Ok - maybe I have a bad laptop, but I'm having pretty big FPS issues to the point where I don't want to play Cube World. I have tried turning the resolution and render distance all the way down. There really aren't that many graphics options. Here is what my laptop (Toshiba Tecra A11) has: 4GB RAM Intel i7 M640 @ 2.8GHz 2.8GHz Windows 7 x64 NVIDIA NVS 2100M Does anyone have any suggestions?
My work laptop can manage playing Minecraft but Cubeworld it has a very hard time... you may have to wait until there's more optimizations - right now there's not a lot.

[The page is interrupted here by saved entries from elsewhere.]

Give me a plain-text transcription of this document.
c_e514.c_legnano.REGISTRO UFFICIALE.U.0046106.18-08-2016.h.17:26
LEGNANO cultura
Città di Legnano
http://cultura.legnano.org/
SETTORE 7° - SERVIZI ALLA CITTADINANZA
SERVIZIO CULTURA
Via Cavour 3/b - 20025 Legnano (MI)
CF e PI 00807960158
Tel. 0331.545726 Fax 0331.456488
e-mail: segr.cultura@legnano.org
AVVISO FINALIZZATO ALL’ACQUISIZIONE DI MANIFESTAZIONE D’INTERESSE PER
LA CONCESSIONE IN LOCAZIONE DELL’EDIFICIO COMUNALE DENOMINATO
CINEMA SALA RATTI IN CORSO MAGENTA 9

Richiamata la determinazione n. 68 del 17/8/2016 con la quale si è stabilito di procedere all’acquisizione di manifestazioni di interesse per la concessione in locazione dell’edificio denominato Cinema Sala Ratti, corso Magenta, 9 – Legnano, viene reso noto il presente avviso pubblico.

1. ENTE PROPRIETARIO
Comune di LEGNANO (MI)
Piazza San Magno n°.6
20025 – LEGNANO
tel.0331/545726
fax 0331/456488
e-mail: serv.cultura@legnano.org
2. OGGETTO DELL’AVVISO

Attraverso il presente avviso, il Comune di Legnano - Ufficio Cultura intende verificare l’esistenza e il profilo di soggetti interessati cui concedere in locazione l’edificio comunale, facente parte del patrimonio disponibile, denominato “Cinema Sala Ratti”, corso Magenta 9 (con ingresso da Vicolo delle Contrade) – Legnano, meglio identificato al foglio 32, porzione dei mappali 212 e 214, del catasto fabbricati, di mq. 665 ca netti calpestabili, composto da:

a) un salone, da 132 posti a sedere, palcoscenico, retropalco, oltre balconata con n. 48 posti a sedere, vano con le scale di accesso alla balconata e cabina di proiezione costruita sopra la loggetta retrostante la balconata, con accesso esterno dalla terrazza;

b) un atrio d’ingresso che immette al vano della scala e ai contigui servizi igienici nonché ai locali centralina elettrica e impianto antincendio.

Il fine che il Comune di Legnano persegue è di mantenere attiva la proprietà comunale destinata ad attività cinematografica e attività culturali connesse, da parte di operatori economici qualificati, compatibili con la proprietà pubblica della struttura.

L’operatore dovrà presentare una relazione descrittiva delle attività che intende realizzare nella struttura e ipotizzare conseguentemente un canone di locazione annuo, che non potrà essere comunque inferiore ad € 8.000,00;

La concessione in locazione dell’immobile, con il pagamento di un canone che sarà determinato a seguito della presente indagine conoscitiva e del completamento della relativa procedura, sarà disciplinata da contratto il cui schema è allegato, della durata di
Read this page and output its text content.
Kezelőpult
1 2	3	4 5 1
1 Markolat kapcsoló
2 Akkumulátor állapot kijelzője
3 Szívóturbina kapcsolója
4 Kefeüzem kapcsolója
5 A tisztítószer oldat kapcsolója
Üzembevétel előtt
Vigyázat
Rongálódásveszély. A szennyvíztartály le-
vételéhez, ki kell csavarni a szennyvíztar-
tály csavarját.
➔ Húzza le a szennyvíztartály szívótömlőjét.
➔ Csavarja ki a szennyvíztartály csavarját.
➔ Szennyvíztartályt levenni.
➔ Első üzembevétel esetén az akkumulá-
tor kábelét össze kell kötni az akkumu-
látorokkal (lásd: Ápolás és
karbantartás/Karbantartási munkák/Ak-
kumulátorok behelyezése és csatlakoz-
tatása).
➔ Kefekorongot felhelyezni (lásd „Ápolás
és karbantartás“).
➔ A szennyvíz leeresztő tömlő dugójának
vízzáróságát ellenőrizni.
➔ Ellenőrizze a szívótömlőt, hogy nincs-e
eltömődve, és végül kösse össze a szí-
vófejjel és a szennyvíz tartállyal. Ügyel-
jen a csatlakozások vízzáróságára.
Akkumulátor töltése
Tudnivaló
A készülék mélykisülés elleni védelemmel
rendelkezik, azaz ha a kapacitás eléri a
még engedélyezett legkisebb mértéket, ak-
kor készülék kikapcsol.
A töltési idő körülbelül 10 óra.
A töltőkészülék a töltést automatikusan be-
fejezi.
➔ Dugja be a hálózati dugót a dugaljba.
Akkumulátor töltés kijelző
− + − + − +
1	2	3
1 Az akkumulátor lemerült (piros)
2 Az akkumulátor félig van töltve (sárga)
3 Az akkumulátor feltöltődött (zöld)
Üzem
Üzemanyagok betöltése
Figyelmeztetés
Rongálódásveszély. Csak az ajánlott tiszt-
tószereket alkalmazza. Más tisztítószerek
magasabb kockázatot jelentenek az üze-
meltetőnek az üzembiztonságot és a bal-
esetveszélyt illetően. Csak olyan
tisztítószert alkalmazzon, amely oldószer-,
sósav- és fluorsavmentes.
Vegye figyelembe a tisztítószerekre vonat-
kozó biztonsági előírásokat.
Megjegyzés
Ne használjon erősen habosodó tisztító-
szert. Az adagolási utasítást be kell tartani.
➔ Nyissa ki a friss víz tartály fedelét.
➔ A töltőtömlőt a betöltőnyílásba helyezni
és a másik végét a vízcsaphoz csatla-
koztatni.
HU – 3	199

cubeworld seems to like to use the integrated graphic card on laptops...might need to go and change that in the nvidia control panel...i found this on the cubeworld wiki about laptop performance http://imgur.com/a/s3RZw
Try doing this: 1. Click start button 2. Go to Computer 2. Click Local Disk (C 3. Click Program Files (x86) 4. Click the Cube World file 5. Open options.cfg with notepad 6. Change the number next to renderDistance to 10 7. Save the file and exit It fixed my FPS problem somewhat, so it might for you Idk, you can change the render distance to any number between 0-100 I think.
Try to make sure your graphics driver is up to date. Mine was a bit sketchy and I installed the newest driver and I ended up being 35 updates behind. Since you're NVIDIA, I recommend downloading and using the GeForce Experience located here: http://www.geforce.com/geforce-experience I hope this helps! :3
With the limited graphic control options there really isn't much to do here, if you've tried resolution/render distance then really nothing else can be done other than upgrading your laptop. If you don't have a dedicated graphics card then you're going to have a bad time running CubeWorld.
And can someone explain "camera speed" and "camera smoothness"? These seem to be having an effect on my performance.
Speed =How quickly the camera follows the player or you can rotate it. Smoothness = How "jerky" the camera reacts.
Ahh... so speed is essentially just mouse sensitivity, and smoothness is like a delayed-follow effect? Like if smoothness was all the way down, the camera would lag the mouse movement by a little?
If smoothness was all the way down, the camera would just near-instantly jump from point A to point B rather than smoothly "flowing" over to it's new location.
You and your fancy 680, I have a 660 TI SC and planned on using SLI when I got a new motherboard but with the 700 series out, I'm just going to save for the 770.